In both cases the individuals buying the life insurance or annuities are concerned about being one of the ones who either dies too soon or lives too long and suffers (or their survivors suffer) life without sufficient income. This is why they are willing to pay for something they hope they will not have to use. In both cases what they are really buying is peace of mind.

Three Types of Annuity Purchases

In the discussion to this point I have talking about a classic single payment immediate annuity with a single payment and a fixed monthly income for life. This is known as a single premium immediate annuity because the buyer makes one very large premium payment and immediately begins receiving a monthly income for life.

Companies also offer what is known as a single premium deferred annuity in which the buyer purchases the annuity with a single large payment but elects to defer or hold off receiving monthly payments until some future date.

For those who can afford it, this method results in a larger monthly income once the buyer begins receiving payments.

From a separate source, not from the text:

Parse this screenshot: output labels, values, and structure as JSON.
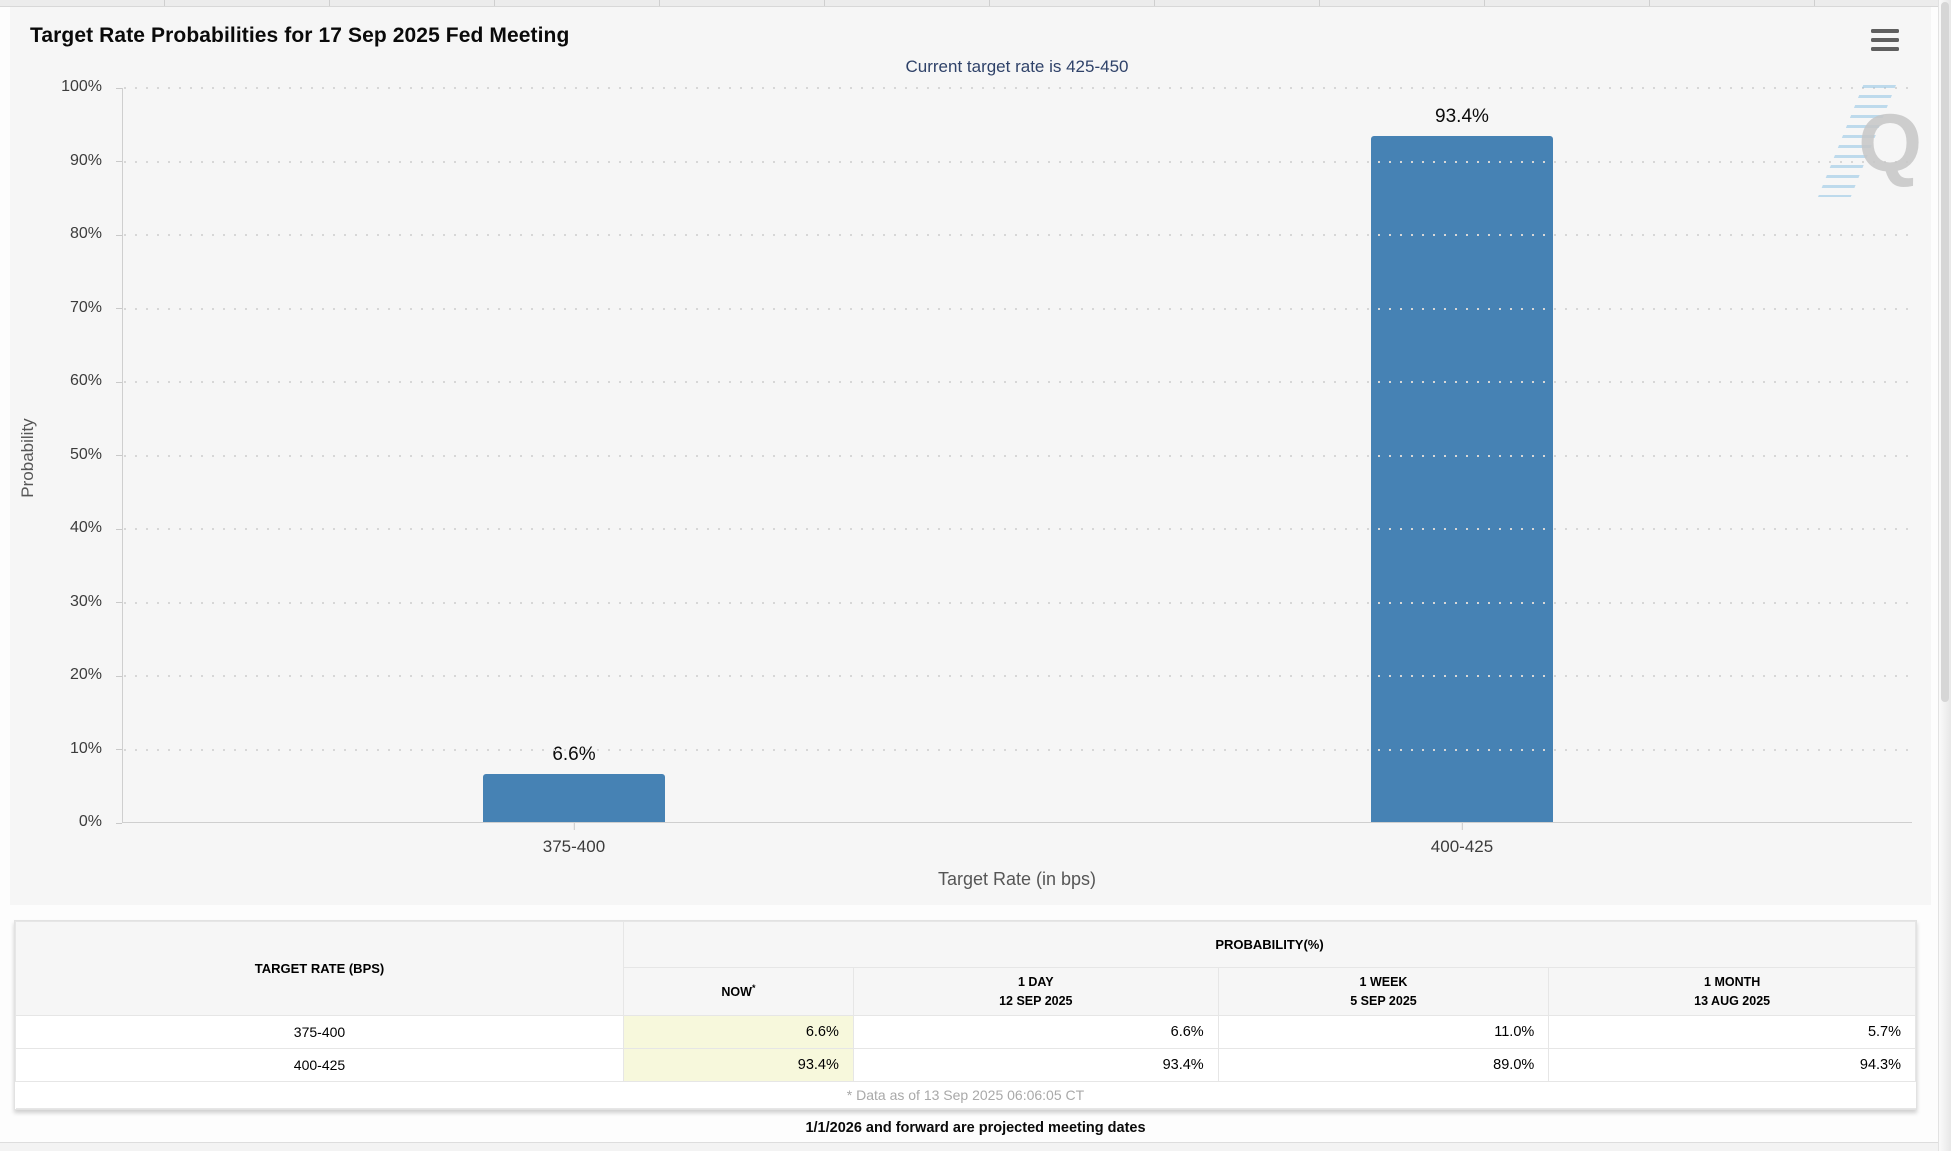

This is because the purchase amount will be invested and grow between the time of purchase and the time payments start thereby providing a larger amount to work with.

There is also a second, and more important, reason and that is that the longer the buyer delays starting to collect the income the shorter his or her remaining life will be which means that the insurance company can afford to pay a higher monthly income to the individual knowing that they will be paying it for a shorter period than if they had started the income payments when the premium was first paid.

A third type involves multiple premium payments over a period of time before the annuity contract is activated and the buyer begins receiving a fixed monthly income.

This type of annuity is designed for people who cannot afford to pay the entire premium all at once and wish to make a series of smaller payments.

Like the single premium deferred annuity, the payments are invested and grow and the start of the income phase is deferred both of which enable the insurance company to be able to safely pay a higher monthly income for life than would be the case if the buyer made a single payment and started receiving income immediately.

Other Types of Annuity Products

Like other products, companies offer a standard model which what I have just described and premium models which come with more frills and cost more (in this case cost more means the monthly income is lower than it would be with the standard model.

Frills can include a guaranty to get one's money back for their survivors in full if they die early in the term (usually within five or ten years of the start of payments), the income can be paid to two people and continue until the second one dies, an inflation hedge that calls for adjusting the monthly income payment upward to keep pace with inflation and other little extras.

There are also variable annuities which are similar to traditional annuities in some respects but operate differently from fixed annuities in other respects. Because variable annuities operate differently in many ways they are best left for a future Hub.

Annuities can be a valuable investment tool for retirement in that they can be used to guaranty that one's income will not drop below a certain level.